- The Washington Times - Thursday, May 15, 2014

A sharply divided Federal Communications Commission voted Thursday to formally move forward its latest contentious proposal on so-called “net neutrality.”

The hotly debated and heavily lobbied proposal, designed to set the rules of the road of Internet traffic for major service providers and users, is open for comments for 120 days, at which time a final rulemaking vote will be held.

Critics fear will the plan, revised after a court struck down the agency’s original plan, could jeopardize open access to the Internet, creating special “fast lanes” for big online companies willing to pay for the privilege. That, they say, violates the open spirit of the Web and could hurt Internet start-ups.

The FCC is also taking flak from others for regulatory overreach. Those critics say any major Internet regulatory moves should come from Congress.

FCC Chairman Tom Wheeler, who fashioned the modified proposal that passed on a 3-2 vote, assured the commission that he would work to ensure that the Internet remained equal and open to all.

The chairman denied that his proposal would open the door to a two-tiered Internet, with those with deeper pockets getting better and faster service.

“I strongly support an open Internet. This agency supports an open Internet,” Mr. Wheeler said. “…There is one Internet, not a fast Internet, not a slow Internet, one Internet.”

Hundreds of protesters and spectators camped outside the building before the hearing and inside hecklers were escorted out by security before the meeting began.

“If the network operator slowed the speed below that which the consumer bought, it would be commercially unreasonable, and therefore, prohibited,” Mr. Wheeler said.

But the dissenters on the panel argued that the proposal was put up for a vote too quickly and is still too vague to be effective.

Commissioner Ajit Pai said that the issue should be solved by elected officials in Congress, not the FCC board. Mr. Pai argued that the agency did not have the authority to enforce the proposed rules and was not accurately representing the public interest.

“The FCC has spent too much time speaking at the American people, instead of making recommendations to them,” Mr. Pai said.

Commissioner Michael O’Rielly warned that the proposed rules would lead the agency “down a slippery slope of damaging uncertainty.”

Mr. Pai said that the final decision on the new proposal will determine whether the control of the internet will reside with the government or with the private sector.

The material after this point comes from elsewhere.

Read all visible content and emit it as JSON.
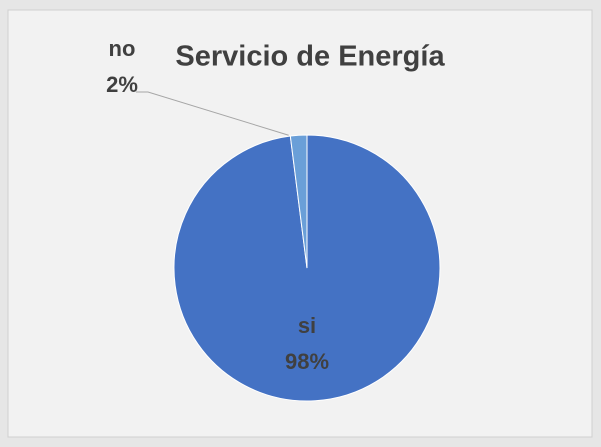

Mr. Wheeler insisted that his proposal would not allow for different levels of access for some providers, and claimed the commission was seeking input on enforcement for open Internet rules and FCC transparency. He also said that he understood the importance of net neutrality at a personal level.

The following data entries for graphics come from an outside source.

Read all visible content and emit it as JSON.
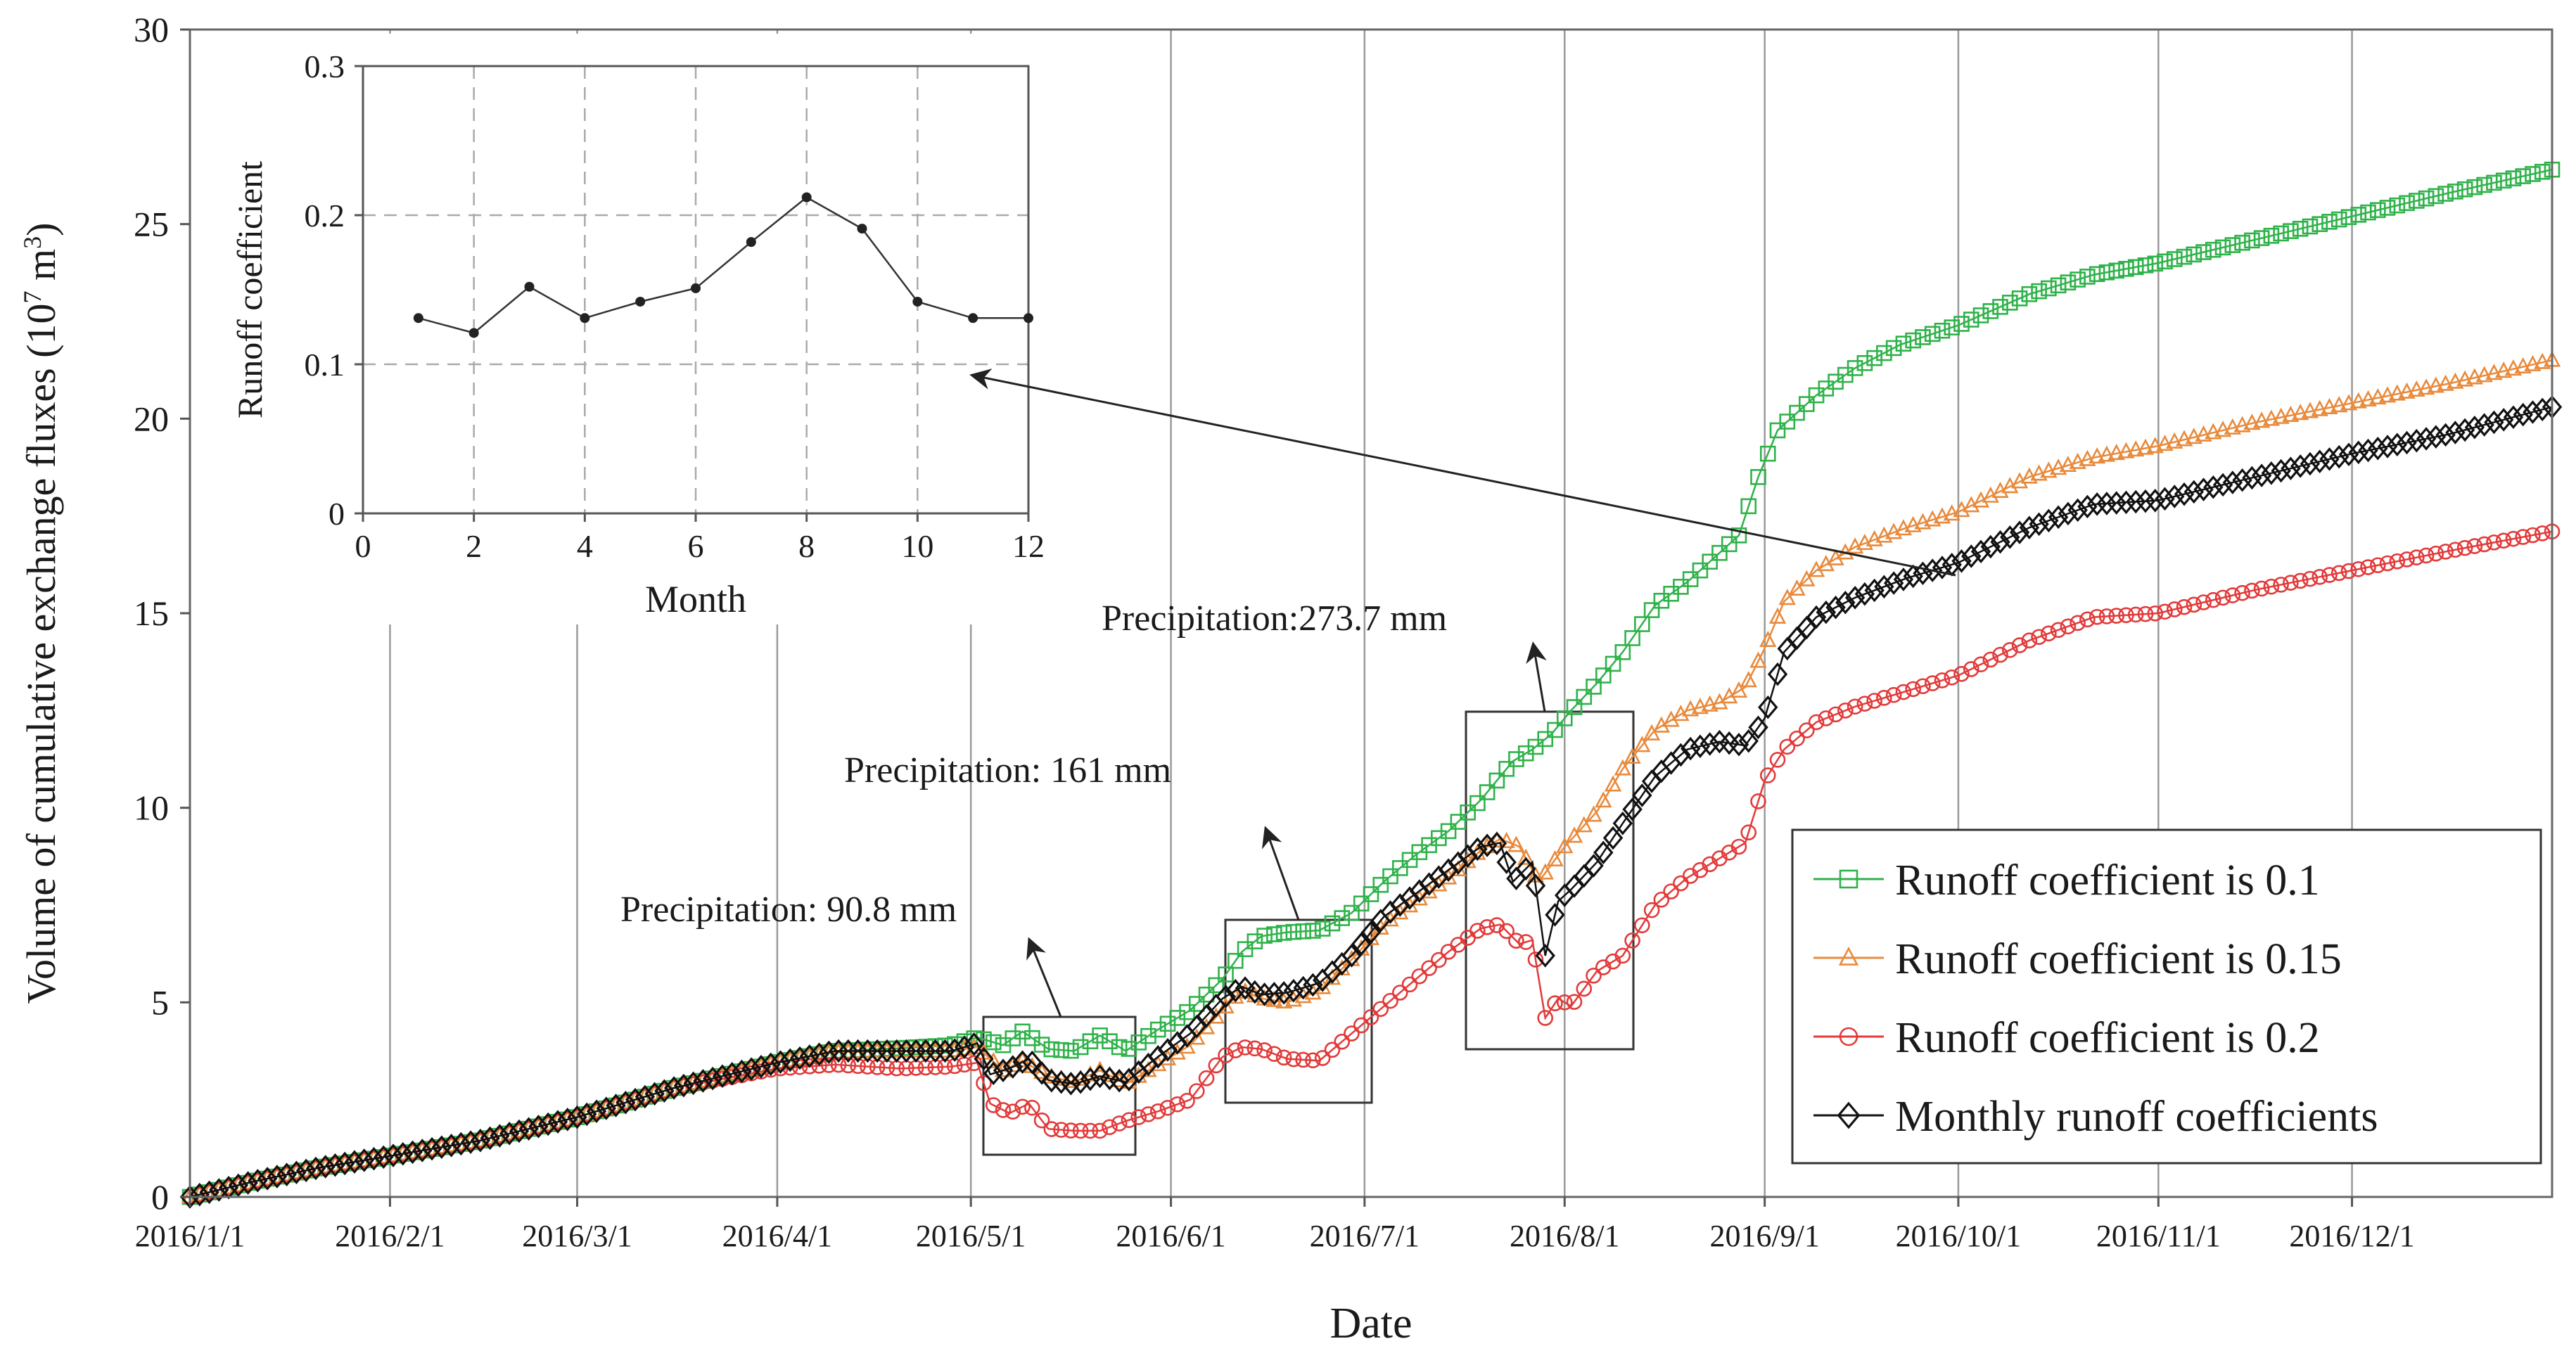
{
  "chart_data": [
    {
      "type": "line",
      "title": "",
      "xlabel": "Date",
      "ylabel": "Volume of cumulative exchange  fluxes (10",
      "ylabel_sup": "7",
      "ylabel_tail": " m",
      "ylabel_sup2": "3",
      "ylabel_end": ")",
      "xlim_days": [
        0,
        366
      ],
      "ylim": [
        0,
        30
      ],
      "yticks": [
        0,
        5,
        10,
        15,
        20,
        25,
        30
      ],
      "x_ticks": [
        {
          "day": 0,
          "label": "2016/1/1"
        },
        {
          "day": 31,
          "label": "2016/2/1"
        },
        {
          "day": 60,
          "label": "2016/3/1"
        },
        {
          "day": 91,
          "label": "2016/4/1"
        },
        {
          "day": 121,
          "label": "2016/5/1"
        },
        {
          "day": 152,
          "label": "2016/6/1"
        },
        {
          "day": 182,
          "label": "2016/7/1"
        },
        {
          "day": 213,
          "label": "2016/8/1"
        },
        {
          "day": 244,
          "label": "2016/9/1"
        },
        {
          "day": 274,
          "label": "2016/10/1"
        },
        {
          "day": 305,
          "label": "2016/11/1"
        },
        {
          "day": 335,
          "label": "2016/12/1"
        }
      ],
      "grid": "vertical",
      "legend_position": "bottom-right",
      "series": [
        {
          "name": "Runoff coefficient is 0.1",
          "color": "#2fb24a",
          "marker": "square",
          "points": [
            [
              0,
              0
            ],
            [
              10,
              0.4
            ],
            [
              20,
              0.75
            ],
            [
              31,
              1.05
            ],
            [
              45,
              1.45
            ],
            [
              60,
              2.05
            ],
            [
              75,
              2.8
            ],
            [
              91,
              3.45
            ],
            [
              100,
              3.75
            ],
            [
              110,
              3.82
            ],
            [
              118,
              3.9
            ],
            [
              122,
              4.1
            ],
            [
              126,
              3.9
            ],
            [
              129,
              4.25
            ],
            [
              133,
              3.8
            ],
            [
              137,
              3.75
            ],
            [
              141,
              4.15
            ],
            [
              145,
              3.75
            ],
            [
              150,
              4.3
            ],
            [
              155,
              4.8
            ],
            [
              160,
              5.6
            ],
            [
              163,
              6.3
            ],
            [
              166,
              6.7
            ],
            [
              170,
              6.8
            ],
            [
              175,
              6.85
            ],
            [
              180,
              7.3
            ],
            [
              185,
              8.1
            ],
            [
              190,
              8.8
            ],
            [
              195,
              9.4
            ],
            [
              200,
              10.2
            ],
            [
              205,
              11.2
            ],
            [
              208,
              11.5
            ],
            [
              211,
              11.9
            ],
            [
              214,
              12.5
            ],
            [
              218,
              13.2
            ],
            [
              222,
              14.0
            ],
            [
              227,
              15.2
            ],
            [
              232,
              15.8
            ],
            [
              236,
              16.4
            ],
            [
              240,
              17.0
            ],
            [
              243,
              18.5
            ],
            [
              246,
              19.7
            ],
            [
              252,
              20.6
            ],
            [
              258,
              21.3
            ],
            [
              265,
              21.9
            ],
            [
              274,
              22.4
            ],
            [
              285,
              23.2
            ],
            [
              295,
              23.7
            ],
            [
              305,
              24.0
            ],
            [
              320,
              24.6
            ],
            [
              335,
              25.2
            ],
            [
              350,
              25.8
            ],
            [
              366,
              26.4
            ]
          ]
        },
        {
          "name": "Runoff coefficient is 0.15",
          "color": "#e88a3c",
          "marker": "triangle",
          "points": [
            [
              0,
              0
            ],
            [
              10,
              0.4
            ],
            [
              20,
              0.75
            ],
            [
              31,
              1.05
            ],
            [
              45,
              1.45
            ],
            [
              60,
              2.05
            ],
            [
              75,
              2.8
            ],
            [
              91,
              3.45
            ],
            [
              100,
              3.72
            ],
            [
              110,
              3.75
            ],
            [
              118,
              3.75
            ],
            [
              122,
              3.85
            ],
            [
              126,
              3.25
            ],
            [
              129,
              3.5
            ],
            [
              133,
              3.1
            ],
            [
              137,
              2.95
            ],
            [
              141,
              3.25
            ],
            [
              145,
              2.9
            ],
            [
              150,
              3.4
            ],
            [
              155,
              3.9
            ],
            [
              160,
              4.8
            ],
            [
              163,
              5.3
            ],
            [
              166,
              5.1
            ],
            [
              170,
              5.0
            ],
            [
              175,
              5.3
            ],
            [
              180,
              6.1
            ],
            [
              185,
              7.0
            ],
            [
              190,
              7.6
            ],
            [
              195,
              8.2
            ],
            [
              200,
              8.9
            ],
            [
              203,
              9.2
            ],
            [
              206,
              9.0
            ],
            [
              209,
              8.1
            ],
            [
              213,
              9.0
            ],
            [
              218,
              9.9
            ],
            [
              222,
              11.0
            ],
            [
              227,
              12.0
            ],
            [
              232,
              12.5
            ],
            [
              237,
              12.7
            ],
            [
              241,
              13.1
            ],
            [
              244,
              14.1
            ],
            [
              247,
              15.3
            ],
            [
              252,
              16.1
            ],
            [
              258,
              16.7
            ],
            [
              266,
              17.2
            ],
            [
              274,
              17.6
            ],
            [
              285,
              18.5
            ],
            [
              295,
              19.0
            ],
            [
              305,
              19.3
            ],
            [
              320,
              19.9
            ],
            [
              335,
              20.4
            ],
            [
              350,
              20.9
            ],
            [
              366,
              21.5
            ]
          ]
        },
        {
          "name": "Runoff coefficient is 0.2",
          "color": "#e23a3a",
          "marker": "circle",
          "points": [
            [
              0,
              0
            ],
            [
              10,
              0.4
            ],
            [
              20,
              0.75
            ],
            [
              31,
              1.05
            ],
            [
              45,
              1.45
            ],
            [
              60,
              2.05
            ],
            [
              75,
              2.8
            ],
            [
              91,
              3.3
            ],
            [
              100,
              3.4
            ],
            [
              110,
              3.3
            ],
            [
              118,
              3.35
            ],
            [
              122,
              3.45
            ],
            [
              124,
              2.4
            ],
            [
              127,
              2.15
            ],
            [
              130,
              2.4
            ],
            [
              133,
              1.75
            ],
            [
              137,
              1.7
            ],
            [
              141,
              1.7
            ],
            [
              145,
              1.95
            ],
            [
              150,
              2.2
            ],
            [
              155,
              2.5
            ],
            [
              160,
              3.6
            ],
            [
              163,
              3.85
            ],
            [
              166,
              3.8
            ],
            [
              170,
              3.55
            ],
            [
              175,
              3.5
            ],
            [
              180,
              4.2
            ],
            [
              185,
              4.9
            ],
            [
              190,
              5.6
            ],
            [
              195,
              6.3
            ],
            [
              200,
              6.9
            ],
            [
              203,
              7.0
            ],
            [
              206,
              6.5
            ],
            [
              208,
              6.6
            ],
            [
              210,
              4.6
            ],
            [
              212,
              5.1
            ],
            [
              214,
              4.9
            ],
            [
              218,
              5.8
            ],
            [
              222,
              6.2
            ],
            [
              227,
              7.5
            ],
            [
              232,
              8.2
            ],
            [
              237,
              8.7
            ],
            [
              241,
              9.1
            ],
            [
              244,
              10.7
            ],
            [
              247,
              11.5
            ],
            [
              252,
              12.2
            ],
            [
              258,
              12.6
            ],
            [
              266,
              13.0
            ],
            [
              274,
              13.4
            ],
            [
              285,
              14.3
            ],
            [
              295,
              14.9
            ],
            [
              305,
              15.0
            ],
            [
              320,
              15.6
            ],
            [
              335,
              16.1
            ],
            [
              350,
              16.6
            ],
            [
              366,
              17.1
            ]
          ]
        },
        {
          "name": "Monthly runoff coefficients",
          "color": "#111111",
          "marker": "diamond",
          "points": [
            [
              0,
              0
            ],
            [
              10,
              0.4
            ],
            [
              20,
              0.75
            ],
            [
              31,
              1.05
            ],
            [
              45,
              1.45
            ],
            [
              60,
              2.05
            ],
            [
              75,
              2.8
            ],
            [
              91,
              3.45
            ],
            [
              100,
              3.75
            ],
            [
              110,
              3.75
            ],
            [
              118,
              3.75
            ],
            [
              122,
              3.95
            ],
            [
              124,
              3.15
            ],
            [
              127,
              3.3
            ],
            [
              130,
              3.55
            ],
            [
              133,
              3.0
            ],
            [
              137,
              2.9
            ],
            [
              141,
              3.1
            ],
            [
              145,
              2.95
            ],
            [
              150,
              3.6
            ],
            [
              155,
              4.2
            ],
            [
              160,
              5.1
            ],
            [
              163,
              5.4
            ],
            [
              166,
              5.2
            ],
            [
              170,
              5.25
            ],
            [
              175,
              5.5
            ],
            [
              180,
              6.2
            ],
            [
              185,
              7.2
            ],
            [
              190,
              7.8
            ],
            [
              195,
              8.4
            ],
            [
              200,
              9.0
            ],
            [
              203,
              9.1
            ],
            [
              205,
              8.1
            ],
            [
              208,
              8.6
            ],
            [
              210,
              6.2
            ],
            [
              212,
              7.6
            ],
            [
              214,
              7.9
            ],
            [
              218,
              8.6
            ],
            [
              222,
              9.6
            ],
            [
              227,
              10.8
            ],
            [
              232,
              11.5
            ],
            [
              237,
              11.7
            ],
            [
              241,
              11.6
            ],
            [
              244,
              12.3
            ],
            [
              247,
              14.0
            ],
            [
              252,
              14.9
            ],
            [
              258,
              15.4
            ],
            [
              266,
              15.9
            ],
            [
              274,
              16.3
            ],
            [
              285,
              17.2
            ],
            [
              295,
              17.8
            ],
            [
              305,
              17.9
            ],
            [
              320,
              18.5
            ],
            [
              335,
              19.1
            ],
            [
              350,
              19.6
            ],
            [
              366,
              20.3
            ]
          ]
        }
      ],
      "annotations": [
        {
          "text": "Precipitation: 90.8 mm"
        },
        {
          "text": "Precipitation: 161 mm"
        },
        {
          "text": "Precipitation:273.7  mm"
        }
      ]
    },
    {
      "type": "line",
      "title": "",
      "xlabel": "Month",
      "ylabel": "Runoff coefficient",
      "xlim": [
        0,
        12
      ],
      "ylim": [
        0,
        0.3
      ],
      "xticks": [
        "0",
        "2",
        "4",
        "6",
        "8",
        "10",
        "12"
      ],
      "yticks": [
        "0",
        "0.1",
        "0.2",
        "0.3"
      ],
      "grid": "dashed",
      "series": [
        {
          "name": "Monthly runoff coefficient",
          "color": "#333333",
          "x": [
            1,
            2,
            3,
            4,
            5,
            6,
            7,
            8,
            9,
            10,
            11,
            12
          ],
          "values": [
            0.131,
            0.121,
            0.152,
            0.131,
            0.142,
            0.151,
            0.182,
            0.212,
            0.191,
            0.142,
            0.131,
            0.131
          ]
        }
      ]
    }
  ]
}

“As an entrepreneur I have had products and services shut out of closed cable networks,” he said. “As a [venture capitalist], I invested in companies that wouldn’t have been able to innovate if the network weren’t open.”

“I understand this issue in my bones,” he said. “I’ve got scars from when my companies were denied access in the pre-Internet days.”

Net neutrality backers said the FCC’s proposal still fell short by opening the door to some discrimination by big providers such as Comcast.

“The [FCC] says it wants to hear from the public; it will be hearing a lot more. This fight will stretch into the fall, but there’s one clear answer: The American people demand real net neutrality, and the FCC must restore it,” said Craig Aaron, president and CEO of Free Press, an organization advocating for net neutrality.

Comcast Executive Vice President David Cohen said in a blog post the company still rejects to a key proposal that would effectively allow the government to oversee Internet providers in the same way telecommunications companies are regulated.

Any proposal to reclassify broadband internet access “would spark massive instability, create investor and marketplace uncertainty, derail planned investments, slow broadband adoption and kill jobs in America,” he wrote.

Barack Obama ran for president in 2008 as a strong backer of net neutrality. The White House said in a statement it was studying the FCC action and would support changes that protect a “free and open” Internet.

Comments are due by July 15 and will then be evaluated by the FCC for a final rule-making.